Other findings of IIH include altered flow velocity in the venous sinuses [51] and narrowing of the sinuses [Figure - 5]e and f. These findings may be reversible or irreversible [52],[53] [Figure - 6]. Fixed stenoses may obstruct the venous outflow and increase the ICP which can be treated with endovascular stenting. [54],[55] However, if venous narrowing is a result of raised ICP, endovascular treatment may lead to re-stenosis and should not be considered a therapeutic approach. These cases are more appropriately treated with measures like lumbar puncture.

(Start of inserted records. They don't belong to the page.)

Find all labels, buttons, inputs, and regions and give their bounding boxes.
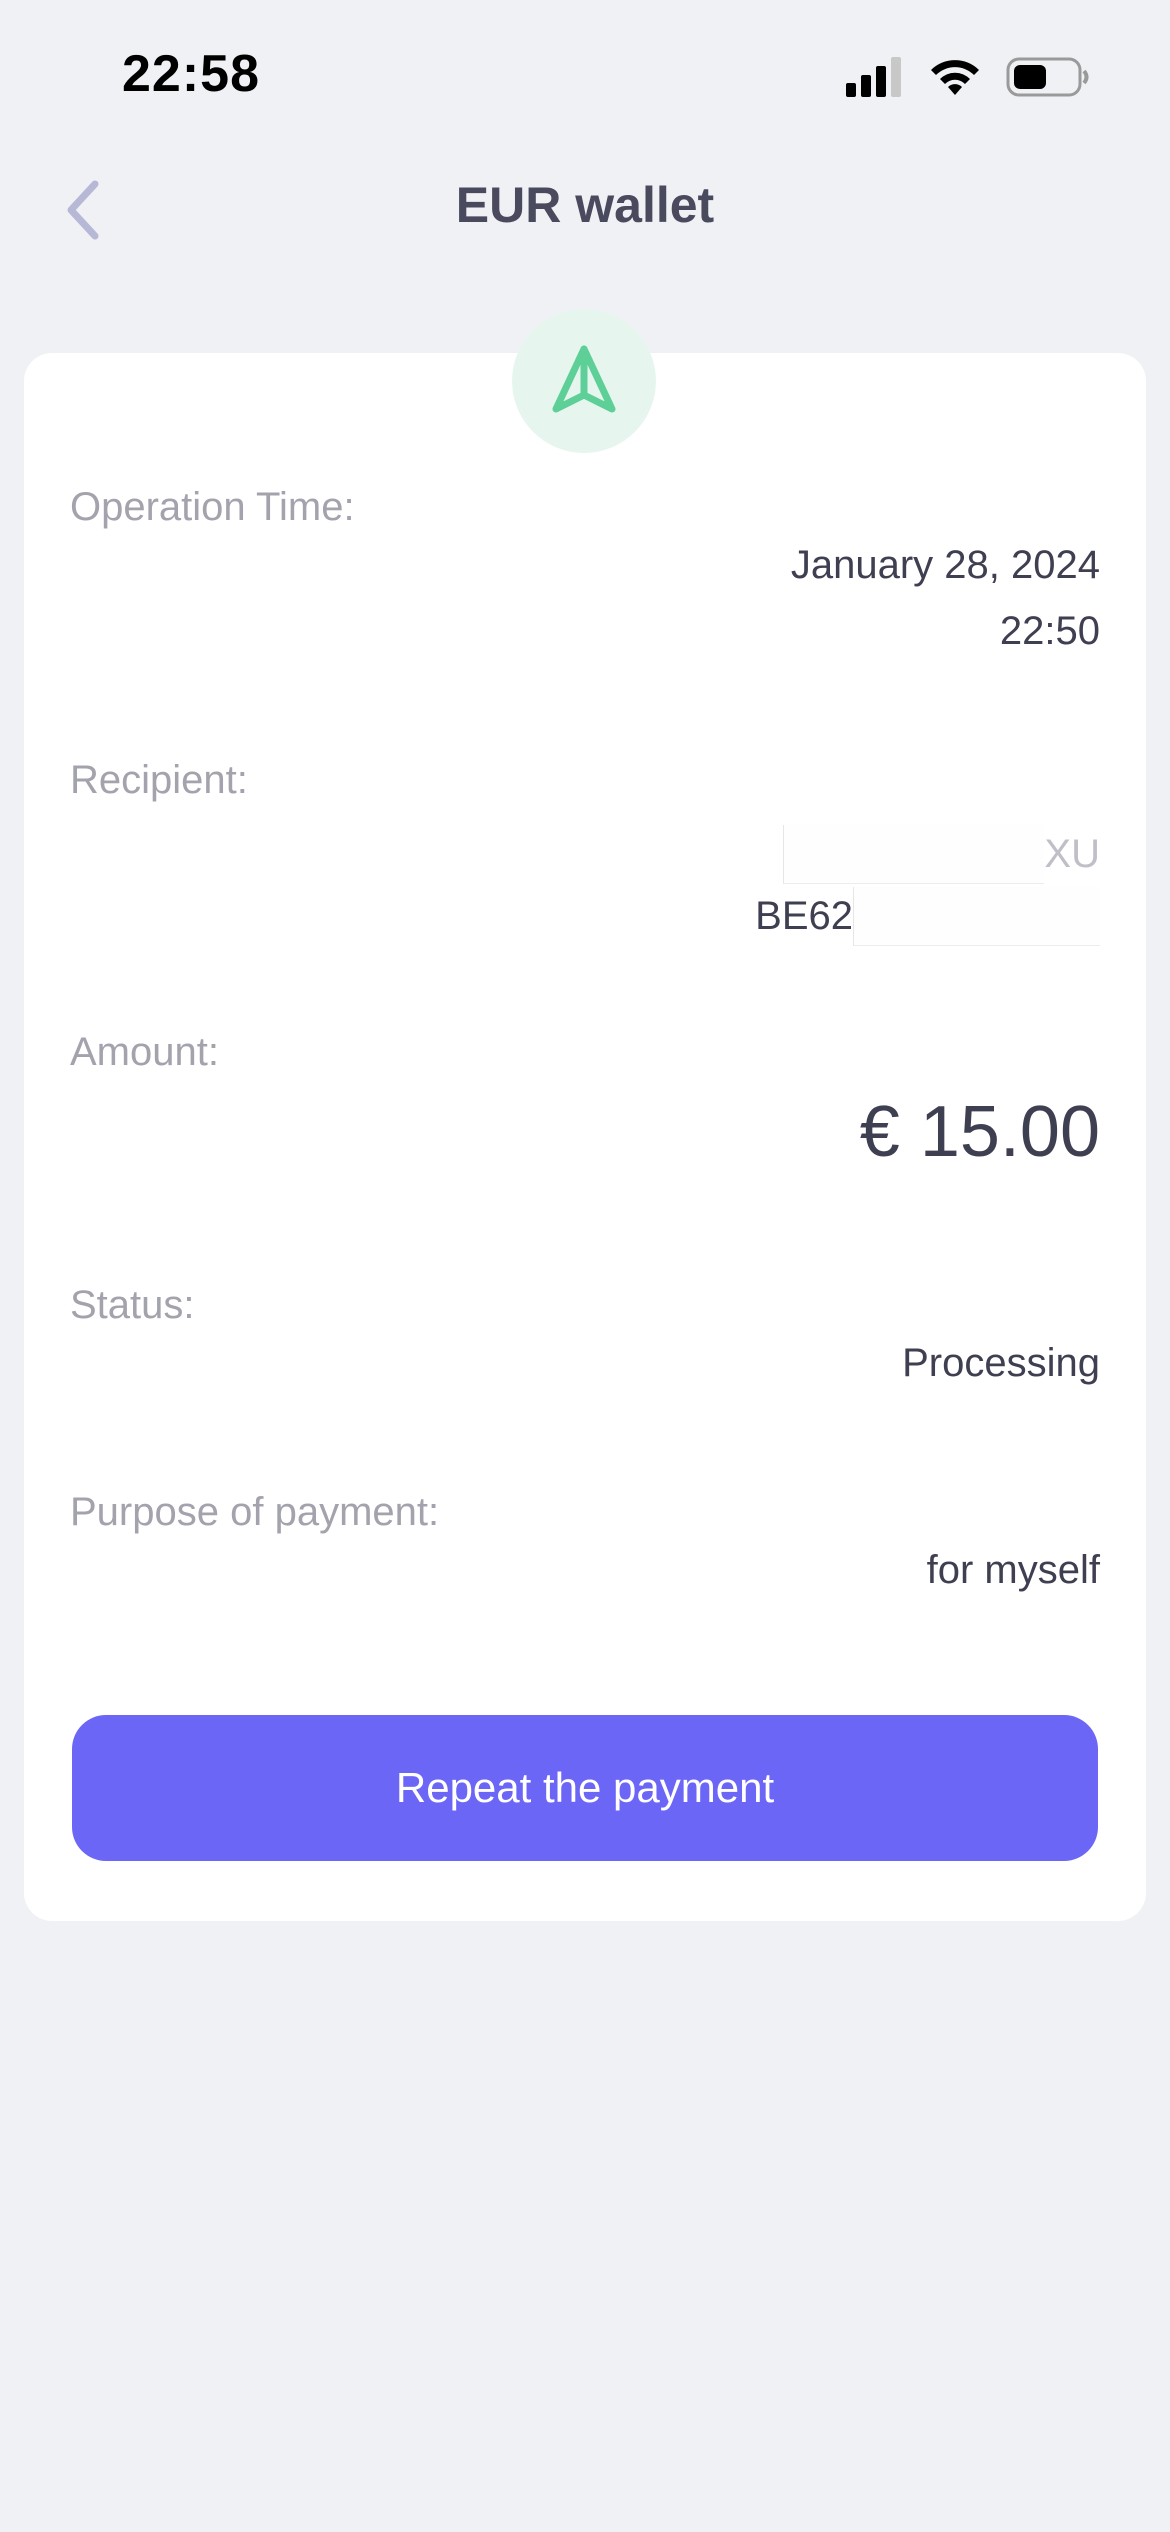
header: EUR wallet <box>0 150 1170 270</box>
redacted-block <box>783 824 1045 884</box>
repeat-payment-button[interactable]: Repeat the payment <box>72 1715 1098 1861</box>
status-icons <box>846 56 1090 98</box>
recipient-iban-prefix: BE62 <box>755 893 853 938</box>
recipient-name-value: XU <box>70 823 1100 885</box>
purpose-row: Purpose of payment: for myself <box>70 1487 1100 1603</box>
battery-icon <box>1006 57 1089 97</box>
purpose-value: for myself <box>926 1548 1100 1592</box>
amount-value: € 15.00 <box>859 1092 1100 1172</box>
operation-icon-badge <box>512 309 656 453</box>
status-label: Status: <box>70 1283 195 1327</box>
recipient-row: Recipient: XU BE62 <box>70 755 1100 947</box>
cellular-signal-icon <box>846 57 901 97</box>
operation-time-label: Operation Time: <box>70 485 355 529</box>
amount-row: Amount: € 15.00 <box>70 1027 1100 1177</box>
purpose-label: Purpose of payment: <box>70 1490 440 1534</box>
status-time: 22:58 <box>122 45 260 103</box>
send-arrow-icon <box>552 345 616 413</box>
amount-label: Amount: <box>70 1030 219 1074</box>
operation-date-value: January 28, 2024 <box>790 543 1100 587</box>
recipient-name-suffix: XU <box>1044 831 1100 876</box>
status-bar: 22:58 <box>0 0 1170 150</box>
redacted-block <box>853 886 1100 946</box>
wifi-icon <box>931 60 979 95</box>
status-row: Status: Processing <box>70 1280 1100 1396</box>
operation-time-value: 22:50 <box>999 609 1100 653</box>
page-title: EUR wallet <box>455 177 715 233</box>
recipient-iban-value: BE62 <box>70 885 1100 947</box>
operation-time-row: Operation Time: January 28, 2024 22:50 <box>70 482 1100 664</box>
recipient-label: Recipient: <box>70 758 248 802</box>
status-value: Processing <box>902 1341 1100 1385</box>
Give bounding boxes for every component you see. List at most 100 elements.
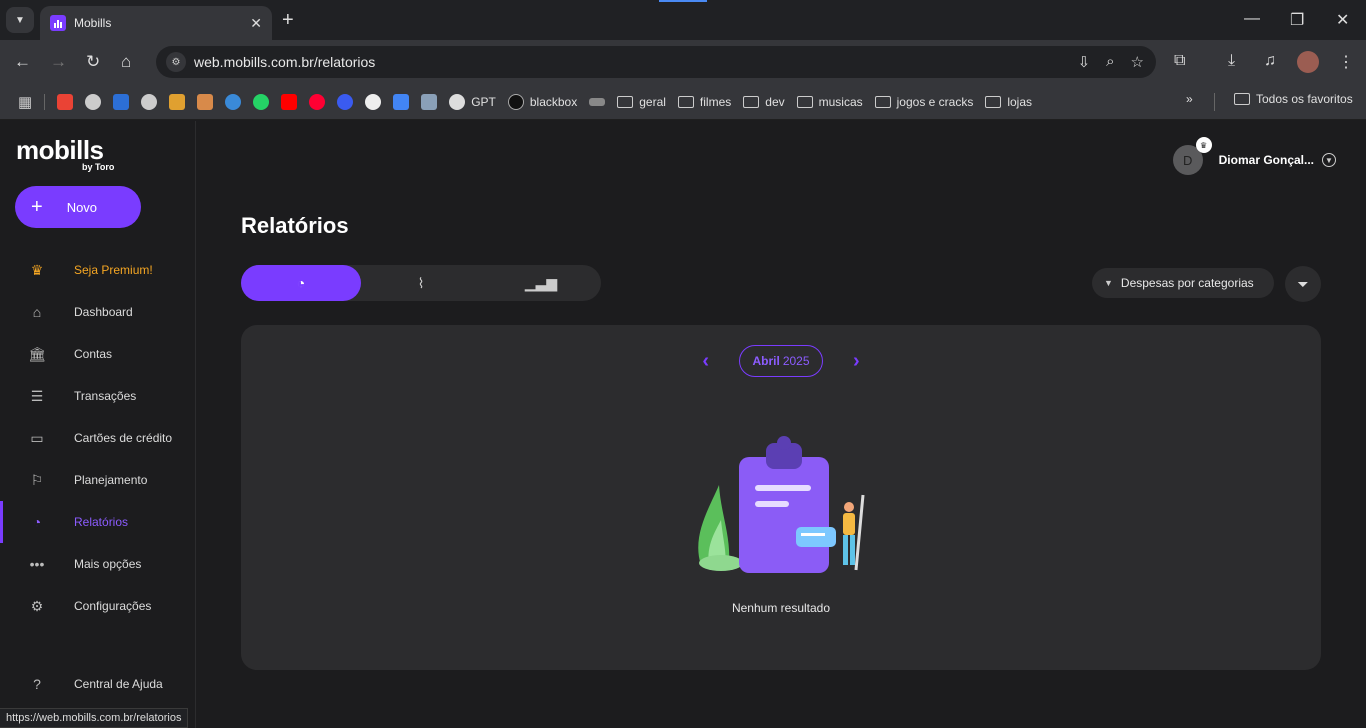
site-settings-icon[interactable]: ⚙: [166, 52, 186, 72]
new-tab-button[interactable]: +: [282, 9, 294, 32]
filter-icon: ⏷: [1297, 275, 1309, 292]
bookmark-blackbox[interactable]: blackbox: [507, 93, 577, 110]
bookmark-gmail[interactable]: [57, 93, 74, 110]
bookmark-folder-musicas[interactable]: musicas: [796, 95, 863, 109]
dots-icon: •••: [29, 556, 45, 572]
gear-icon: ⚙: [30, 597, 44, 614]
reload-icon[interactable]: ↻: [86, 52, 100, 72]
apps-icon[interactable]: ▦: [18, 93, 32, 111]
bookmark-globe[interactable]: [85, 93, 102, 110]
bookmark-youtube-music[interactable]: [309, 93, 326, 110]
more-bookmarks-icon[interactable]: »: [1186, 92, 1193, 106]
main-content: D ♛ Diomar Gonçal... ▼ Relatórios ◔ ⌇ ▁▃…: [196, 121, 1366, 728]
sidebar-item-transacoes[interactable]: ☰ Transações: [0, 378, 196, 414]
heart-icon: [337, 93, 354, 110]
extensions-icon[interactable]: ⧉: [1174, 52, 1185, 70]
bookmark-translate[interactable]: [393, 93, 410, 110]
tab-bar-chart[interactable]: ▁▃▆: [481, 265, 601, 301]
mobills-app: mobills by Toro + Novo ♛ Seja Premium! ⌂…: [0, 121, 1366, 728]
amazon-icon: [589, 97, 606, 106]
line-chart-icon: ⌇: [417, 274, 425, 291]
divider: [44, 93, 46, 110]
tab-line-chart[interactable]: ⌇: [361, 265, 481, 301]
bookmark-folder-lojas[interactable]: lojas: [985, 95, 1032, 109]
bookmark-youtube[interactable]: [281, 93, 298, 110]
sidebar-item-planejamento[interactable]: ⚐ Planejamento: [0, 462, 196, 498]
sidebar-item-configuracoes[interactable]: ⚙ Configurações: [0, 588, 196, 624]
home-icon: ⌂: [32, 304, 42, 320]
sidebar-item-relatorios[interactable]: ◔ Relatórios: [0, 504, 196, 540]
new-button[interactable]: + Novo: [15, 186, 141, 228]
bookmark-globe-2[interactable]: [141, 93, 158, 110]
year-label: 2025: [782, 354, 810, 368]
list-icon: ☰: [30, 387, 44, 404]
bookmark-gpt[interactable]: GPT: [449, 93, 496, 110]
bookmark-folder-dev[interactable]: dev: [743, 95, 785, 109]
sidebar-item-mais-opcoes[interactable]: ••• Mais opções: [0, 546, 196, 582]
bookmark-folder-jogos[interactable]: jogos e cracks: [874, 95, 973, 109]
zoom-icon[interactable]: ⌕: [1106, 53, 1114, 71]
bookmark-folder-geral[interactable]: geral: [617, 95, 666, 109]
close-icon[interactable]: ✕: [250, 15, 262, 32]
browser-toolbar: ← → ↻ ⌂ ⚙ web.mobills.com.br/relatorios …: [0, 40, 1366, 84]
logo-subtitle: by Toro: [82, 162, 115, 172]
sidebar-item-dashboard[interactable]: ⌂ Dashboard: [0, 294, 196, 330]
restore-icon[interactable]: ❐: [1290, 10, 1304, 30]
category-select[interactable]: ▼ Despesas por categorias: [1092, 268, 1274, 298]
media-icon[interactable]: ♫: [1264, 52, 1276, 70]
profile-avatar[interactable]: [1297, 51, 1319, 73]
card-icon: ▭: [30, 429, 44, 446]
tab-pie-chart[interactable]: ◔: [241, 265, 361, 301]
site-icon: [113, 93, 130, 110]
browser-tab-strip: ▼ Mobills ✕ + — ❐ ✕: [0, 0, 1366, 40]
sidebar-item-premium[interactable]: ♛ Seja Premium!: [0, 252, 196, 288]
sidebar-item-contas[interactable]: 🏛 Contas: [0, 336, 196, 372]
folder-icon: [617, 95, 634, 108]
user-menu[interactable]: D ♛ Diomar Gonçal... ▼: [1172, 137, 1336, 175]
download-icon[interactable]: ⤓: [1228, 52, 1235, 70]
browser-tab[interactable]: Mobills ✕: [40, 6, 272, 40]
bookmark-tv[interactable]: [169, 93, 186, 110]
image-icon: [421, 93, 438, 110]
globe-icon: [141, 93, 158, 110]
bookmark-site[interactable]: [113, 93, 130, 110]
star-icon[interactable]: ☆: [1131, 53, 1144, 71]
window-close-icon[interactable]: ✕: [1336, 10, 1349, 30]
page-title: Relatórios: [241, 213, 349, 238]
bookmark-github[interactable]: [365, 93, 382, 110]
minimize-icon[interactable]: —: [1244, 10, 1260, 28]
sidebar-item-ajuda[interactable]: ? Central de Ajuda: [0, 666, 196, 702]
divider: [1214, 93, 1215, 111]
category-select-label: Despesas por categorias: [1120, 276, 1254, 290]
chevron-left-icon[interactable]: ‹: [702, 350, 709, 373]
github-icon: [365, 93, 382, 110]
all-bookmarks-folder[interactable]: Todos os favoritos: [1234, 92, 1353, 106]
menu-dots-icon[interactable]: ⋮: [1338, 52, 1354, 72]
bookmark-store[interactable]: [197, 93, 214, 110]
tab-search-button[interactable]: ▼: [6, 7, 34, 33]
bookmark-fish[interactable]: [225, 93, 242, 110]
bookmark-whatsapp[interactable]: [253, 93, 270, 110]
bookmark-amazon[interactable]: [589, 97, 606, 106]
bookmark-folder-filmes[interactable]: filmes: [677, 95, 731, 109]
month-label: Abril: [752, 354, 780, 368]
bookmark-image[interactable]: [421, 93, 438, 110]
empty-state-illustration: [698, 436, 865, 573]
address-bar[interactable]: ⚙ web.mobills.com.br/relatorios ⇩ ⌕ ☆: [156, 46, 1156, 78]
url-text: web.mobills.com.br/relatorios: [194, 54, 376, 70]
flag-icon: ⚐: [30, 471, 44, 488]
sidebar-item-cartoes[interactable]: ▭ Cartões de crédito: [0, 420, 196, 456]
forward-icon[interactable]: →: [50, 52, 67, 72]
bookmark-heart[interactable]: [337, 93, 354, 110]
folder-icon: [677, 95, 694, 108]
chevron-down-icon: ▼: [15, 14, 25, 26]
chevron-right-icon[interactable]: ›: [853, 350, 860, 373]
month-picker[interactable]: Abril 2025: [739, 345, 823, 377]
folder-icon: [985, 95, 1002, 108]
filter-button[interactable]: ⏷: [1285, 266, 1321, 302]
sidebar: mobills by Toro + Novo ♛ Seja Premium! ⌂…: [0, 121, 196, 728]
home-icon[interactable]: ⌂: [121, 52, 131, 72]
back-icon[interactable]: ←: [14, 52, 31, 72]
user-avatar: D ♛: [1172, 137, 1212, 175]
install-app-icon[interactable]: ⇩: [1078, 53, 1091, 71]
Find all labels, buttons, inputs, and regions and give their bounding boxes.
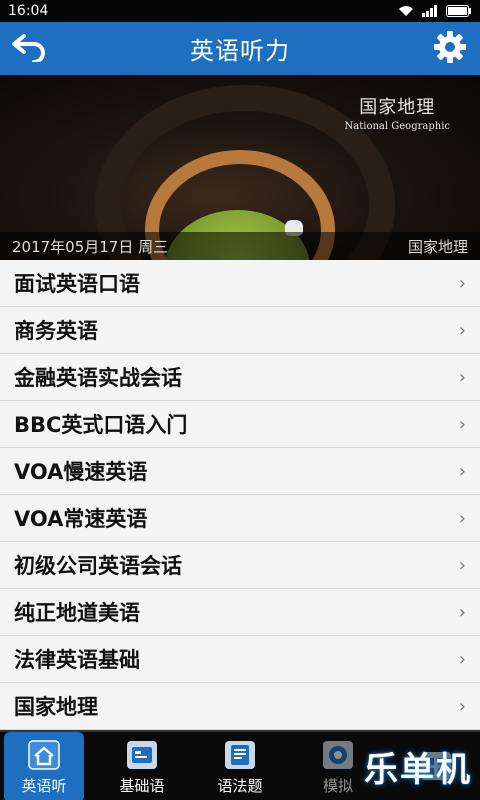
list-item-label: 面试英语口语 bbox=[14, 272, 140, 296]
list-item[interactable]: 商务英语 › bbox=[0, 307, 480, 354]
back-button[interactable] bbox=[0, 22, 60, 75]
list-item-label: 金融英语实战会话 bbox=[14, 366, 182, 390]
tab-listening[interactable]: 英语听 bbox=[4, 732, 84, 800]
list-item-label: 初级公司英语会话 bbox=[14, 554, 182, 578]
doc-icon bbox=[223, 738, 257, 772]
tab-basics[interactable]: 基础语 bbox=[102, 732, 182, 800]
list-item-label: 纯正地道美语 bbox=[14, 601, 140, 625]
target-icon bbox=[321, 738, 355, 772]
back-arrow-icon bbox=[12, 32, 48, 66]
tab-grammar[interactable]: 语法题 bbox=[200, 732, 280, 800]
tab-label: 英语听 bbox=[21, 777, 67, 795]
list-item[interactable]: VOA慢速英语 › bbox=[0, 448, 480, 495]
gear-icon bbox=[432, 29, 468, 69]
status-bar: 16:04 bbox=[0, 0, 480, 22]
list-item[interactable]: 初级公司英语会话 › bbox=[0, 542, 480, 589]
list-item-label: BBC英式口语入门 bbox=[14, 413, 188, 437]
banner-category: 国家地理 bbox=[407, 237, 468, 256]
natgeo-logo-en: National Geographic bbox=[344, 121, 450, 132]
chevron-right-icon: › bbox=[458, 507, 466, 529]
chevron-right-icon: › bbox=[458, 366, 466, 388]
tab-label: 语法题 bbox=[217, 777, 263, 795]
banner-caption: 2017年05月17日 周三 国家地理 bbox=[0, 232, 480, 260]
watermark-logo: 乐单机 bbox=[364, 750, 472, 790]
list-item-label: VOA常速英语 bbox=[14, 507, 148, 531]
status-time: 16:04 bbox=[8, 3, 49, 19]
tab-label: 基础语 bbox=[119, 777, 165, 795]
card-icon bbox=[125, 738, 159, 772]
signal-icon bbox=[422, 5, 438, 17]
course-list: 面试英语口语 › 商务英语 › 金融英语实战会话 › BBC英式口语入门 › VOA慢速… bbox=[0, 260, 480, 730]
house-icon bbox=[27, 738, 61, 772]
list-item[interactable]: 法律英语基础 › bbox=[0, 636, 480, 683]
chevron-right-icon: › bbox=[458, 554, 466, 576]
page-title: 英语听力 bbox=[190, 37, 290, 65]
tab-label: 模拟 bbox=[322, 777, 353, 795]
app-header: 英语听力 bbox=[0, 22, 480, 75]
list-item[interactable]: 面试英语口语 › bbox=[0, 260, 480, 307]
list-item-label: 国家地理 bbox=[14, 695, 98, 719]
settings-button[interactable] bbox=[420, 22, 480, 75]
natgeo-logo: 国家地理 National Geographic bbox=[345, 93, 450, 132]
list-item-label: 商务英语 bbox=[14, 319, 98, 343]
battery-icon bbox=[446, 5, 472, 17]
banner-date: 2017年05月17日 周三 bbox=[12, 237, 169, 256]
chevron-right-icon: › bbox=[458, 601, 466, 623]
list-item[interactable]: 纯正地道美语 › bbox=[0, 589, 480, 636]
chevron-right-icon: › bbox=[458, 460, 466, 482]
chevron-right-icon: › bbox=[458, 319, 466, 341]
list-item[interactable]: BBC英式口语入门 › bbox=[0, 401, 480, 448]
featured-banner[interactable]: 国家地理 National Geographic 2017年05月17日 周三 … bbox=[0, 75, 480, 260]
natgeo-logo-cn: 国家地理 bbox=[359, 97, 436, 118]
list-item-label: VOA慢速英语 bbox=[14, 460, 148, 484]
list-item[interactable]: 国家地理 › bbox=[0, 683, 480, 730]
chevron-right-icon: › bbox=[458, 413, 466, 435]
list-item-label: 法律英语基础 bbox=[14, 648, 140, 672]
wifi-icon bbox=[398, 5, 414, 17]
chevron-right-icon: › bbox=[458, 272, 466, 294]
chevron-right-icon: › bbox=[458, 648, 466, 670]
list-item[interactable]: VOA常速英语 › bbox=[0, 495, 480, 542]
chevron-right-icon: › bbox=[458, 695, 466, 717]
list-item[interactable]: 金融英语实战会话 › bbox=[0, 354, 480, 401]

Differentiation of narrowed venous sinuses from venous sinus thrombosis is especially important in the subgroup of patients who present only with features of raised ICP. [56] Few clinical or laboratory findings help to distinguish between these two conditions [46],[57] and sinus thrombosis is often missed on CT. [56] MR venography or conventional angiography may be required to make the correct diagnosis in some cases.

Conclusion

A patient presenting with headache can have a spectrum of intracranial tension disturbances including that of SIH or IIH. Although it has been more than six decades since the identification of both these conditions, further insights into their natural history are increasing. Advances in imaging have revolutionized our understanding of intracranial tension disturbances with improved diagnostic accuracy and patient management. Awareness of these often subtle imaging findings is important to make an early accurate diagnosis.